『そして、バトンは渡された』瀬尾まいこ 著
繋がれ築かれる家族の絆。
10月に入り一気にコロナムードが緩和した東京だが、緊急事態宣言の解除とともに今まで止まっていたものが一気に動き出し、他県への外出や出張がどんと押し寄せて来た。確かに1年以上も自由な往来もなく、出勤すらままならなかったわけだから仕方のないことだろう。
普段家では全くもってテレビを見ることがないのだが、出張に出ると現地の番組が目新しくてついつい見てしまう。朝は時計代わりにテレビをつけているのだが、そこで本書が映画になったというのを見た。永野芽郁ちゃんが主人公で、その父親が田中圭さんだという。その年齢差で親子?と番組を見ながら不思議さがつのり、そのままテレビに見入ってしまった。
一体どういうこと?という肝心の情報までは放送されなかったのだが、そういえば確かこの本、購入済のはず…と早速Kindleをチェックしたら買ったまま忘れていたようで、その場ですぐに読み始めた。
主人公は優子という高校生で、森宮さんという会社員と暮らしている。読み始めてもしばらくはその二人の関係はなかなか見えてこない。森宮さんは東大卒で一流企業に勤めているらしく、自分で何度も「親だ」と言っているので二人は親子の関係なのだろう。そして優子はなんども苗字が変わり、森宮姓を名乗る前は3つの苗字があった。
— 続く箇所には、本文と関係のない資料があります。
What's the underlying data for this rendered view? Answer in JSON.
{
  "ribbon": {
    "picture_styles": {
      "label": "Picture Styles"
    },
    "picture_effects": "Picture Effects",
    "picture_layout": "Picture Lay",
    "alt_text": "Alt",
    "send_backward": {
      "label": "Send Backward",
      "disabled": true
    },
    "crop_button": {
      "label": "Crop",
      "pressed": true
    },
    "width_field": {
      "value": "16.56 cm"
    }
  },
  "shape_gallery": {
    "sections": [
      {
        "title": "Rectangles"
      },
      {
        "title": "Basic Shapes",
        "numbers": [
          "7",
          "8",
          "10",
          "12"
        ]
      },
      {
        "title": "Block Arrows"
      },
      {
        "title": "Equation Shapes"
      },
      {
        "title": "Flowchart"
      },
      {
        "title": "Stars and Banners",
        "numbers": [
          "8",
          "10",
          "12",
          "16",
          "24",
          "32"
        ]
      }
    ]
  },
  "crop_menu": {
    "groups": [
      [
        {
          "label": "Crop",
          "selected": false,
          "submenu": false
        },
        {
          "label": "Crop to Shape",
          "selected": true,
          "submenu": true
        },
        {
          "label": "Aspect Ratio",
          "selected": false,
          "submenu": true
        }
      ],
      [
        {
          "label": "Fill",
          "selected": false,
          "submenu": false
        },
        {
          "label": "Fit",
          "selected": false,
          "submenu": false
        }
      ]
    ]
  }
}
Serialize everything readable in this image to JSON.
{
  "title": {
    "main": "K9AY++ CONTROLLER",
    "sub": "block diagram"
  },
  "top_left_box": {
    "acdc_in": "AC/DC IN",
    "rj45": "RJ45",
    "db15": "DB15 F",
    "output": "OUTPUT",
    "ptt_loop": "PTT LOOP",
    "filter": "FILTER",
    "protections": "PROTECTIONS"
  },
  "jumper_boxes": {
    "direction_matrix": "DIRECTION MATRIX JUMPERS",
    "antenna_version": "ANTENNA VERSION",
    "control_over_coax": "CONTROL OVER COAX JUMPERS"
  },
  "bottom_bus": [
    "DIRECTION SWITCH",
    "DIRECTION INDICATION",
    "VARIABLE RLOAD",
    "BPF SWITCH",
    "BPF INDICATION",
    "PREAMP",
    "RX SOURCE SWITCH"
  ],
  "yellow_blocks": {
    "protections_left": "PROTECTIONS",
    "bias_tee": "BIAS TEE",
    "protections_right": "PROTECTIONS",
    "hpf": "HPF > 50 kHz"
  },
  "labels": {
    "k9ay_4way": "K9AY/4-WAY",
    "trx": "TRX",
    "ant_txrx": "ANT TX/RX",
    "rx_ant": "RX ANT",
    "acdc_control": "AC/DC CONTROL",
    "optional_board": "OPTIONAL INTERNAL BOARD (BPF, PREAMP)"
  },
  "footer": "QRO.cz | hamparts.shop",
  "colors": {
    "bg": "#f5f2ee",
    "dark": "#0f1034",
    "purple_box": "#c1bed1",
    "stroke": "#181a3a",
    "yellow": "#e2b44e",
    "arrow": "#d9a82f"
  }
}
ストーリーはその昔の苗字の順番に優子にどんなことがあったのかを紐解いていく。
高校生の優子が「今」だとしたら、過去の優子を振り返ることで子供の頃の優子がストレートに感じている喜びや悲しみ、そして成長過程で心に折り合いをつけ「今」に至る流れとなっており、それが作品の中で数度繰り返されるうちに読者も優子を見守っているような気持ちになる。
まだ高校生なのにこんなにも大人で、振り返る子供時代もやっぱり無邪気な子供ではありながらも大人を支える側にいる優子の健気さに涙。
先に宣伝を見てしまったせいか、読んでいる間はずっと優子と森宮さんを二人の俳優さんの姿に重ねて読んでしまったのだけれど、後半に差し掛かるにつれ「森宮さん像」がちょっとぶれて来た。映画のサイトを見てみると、原作にはない登場人物もいるようだけれど、私は小説だけで十分に堪能できたと思う。涙を誘うシーンもありで、秋の夜長に読むには最適の一冊だった。